Hoy quiero hablar de Papá Noel. Y sí, ya no es Navidad, pero eso no significa que el tema no merezca ser discutido. No me quiero dirigir a los niños en esta ocasión, sino a los adultos. Así que, si tienes a un pequeño cerca, quizás quieras reconsiderar seguir escuchando.

El punto que quiero abordar es el de aquellos padres que, en su afán por mantener la fantasía de Papá Noel, llevan la mentira demasiado lejos.
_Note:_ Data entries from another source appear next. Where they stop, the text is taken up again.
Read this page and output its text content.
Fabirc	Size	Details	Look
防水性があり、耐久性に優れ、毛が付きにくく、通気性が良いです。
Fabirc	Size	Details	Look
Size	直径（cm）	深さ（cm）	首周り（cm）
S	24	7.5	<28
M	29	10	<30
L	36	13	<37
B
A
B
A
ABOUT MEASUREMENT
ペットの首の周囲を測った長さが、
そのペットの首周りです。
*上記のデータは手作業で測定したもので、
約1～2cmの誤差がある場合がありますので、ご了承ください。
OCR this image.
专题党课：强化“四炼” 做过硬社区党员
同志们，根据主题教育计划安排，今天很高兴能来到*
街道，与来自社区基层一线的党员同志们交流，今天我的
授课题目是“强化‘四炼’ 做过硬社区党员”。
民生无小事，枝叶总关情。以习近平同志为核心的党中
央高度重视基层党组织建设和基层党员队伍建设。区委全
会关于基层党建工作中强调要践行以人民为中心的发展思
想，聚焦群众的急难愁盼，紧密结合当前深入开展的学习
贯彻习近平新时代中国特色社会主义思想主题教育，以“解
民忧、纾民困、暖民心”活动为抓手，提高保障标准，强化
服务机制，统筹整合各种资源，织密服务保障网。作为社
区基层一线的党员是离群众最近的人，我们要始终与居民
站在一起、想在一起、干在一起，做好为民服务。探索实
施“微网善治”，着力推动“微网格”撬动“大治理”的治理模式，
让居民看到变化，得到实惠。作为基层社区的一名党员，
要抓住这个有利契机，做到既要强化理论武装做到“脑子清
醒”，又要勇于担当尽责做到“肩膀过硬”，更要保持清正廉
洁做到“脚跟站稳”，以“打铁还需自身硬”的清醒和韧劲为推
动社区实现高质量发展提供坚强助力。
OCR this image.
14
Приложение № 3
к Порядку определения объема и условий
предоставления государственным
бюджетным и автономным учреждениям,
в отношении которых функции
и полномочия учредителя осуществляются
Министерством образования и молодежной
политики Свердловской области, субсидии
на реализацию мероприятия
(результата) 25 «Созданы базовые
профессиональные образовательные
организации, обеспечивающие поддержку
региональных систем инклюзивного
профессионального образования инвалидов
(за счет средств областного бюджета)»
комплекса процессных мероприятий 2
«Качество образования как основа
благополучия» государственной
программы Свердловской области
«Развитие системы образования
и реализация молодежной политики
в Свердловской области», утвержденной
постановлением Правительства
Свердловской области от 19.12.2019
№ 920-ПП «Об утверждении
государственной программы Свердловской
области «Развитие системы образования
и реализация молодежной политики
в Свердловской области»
Es entendible querer preservar la magia en la infancia, pero hay un límite razonable. Cada vez es más común encontrar niños de nueve, diez, once y hasta doce años que aún creen en Papá Noel, no porque ellos mismos no hayan empezado a dudar, sino porque sus padres insisten en prolongar la mentira.
Esto ha llegado a niveles absurdos. En la puerta del colegio he escuchado amenazas del tipo: «Que tu hijo no le cuente al mío que Papá Noel no existe». ¡Una locura! La respuesta ha sido clara: «Yo a mi hijo no le pienso mentir». Además, mi hijo no es tonto y hace rato que se ha dado cuenta de la realidad. Una cosa es que el niño no pregunte y otra muy distinta es que afirme que Papá Noel no existe y el adulto insista en negarlo. ¡Peor aún si se llega al punto de amenazar a otros padres para que no arruinen la farsa!
Nos hemos convertido en una sociedad infantilizada. En lugar de fomentar el pensamiento crítico y el desarrollo de nuestros hijos, preferimos sumergirnos en una burbuja de fantasía. Y esto tiene consecuencias: cuando el niño finalmente descubra la verdad, si su amigo le dijo la realidad mientras sus padres insistieron en la mentira, ¿a quién crees que va a respetar más?
Es hora de reflexionar sobre hasta qué punto estamos dispuestos a llegar por mantener una tradición. La magia de la Navidad no reside en engañar a los niños, sino en compartir momentos significativos con ellos. Enseñarles la verdad no les roba la infancia, sino que les da herramientas para enfrentar la vida con madurez y criterio.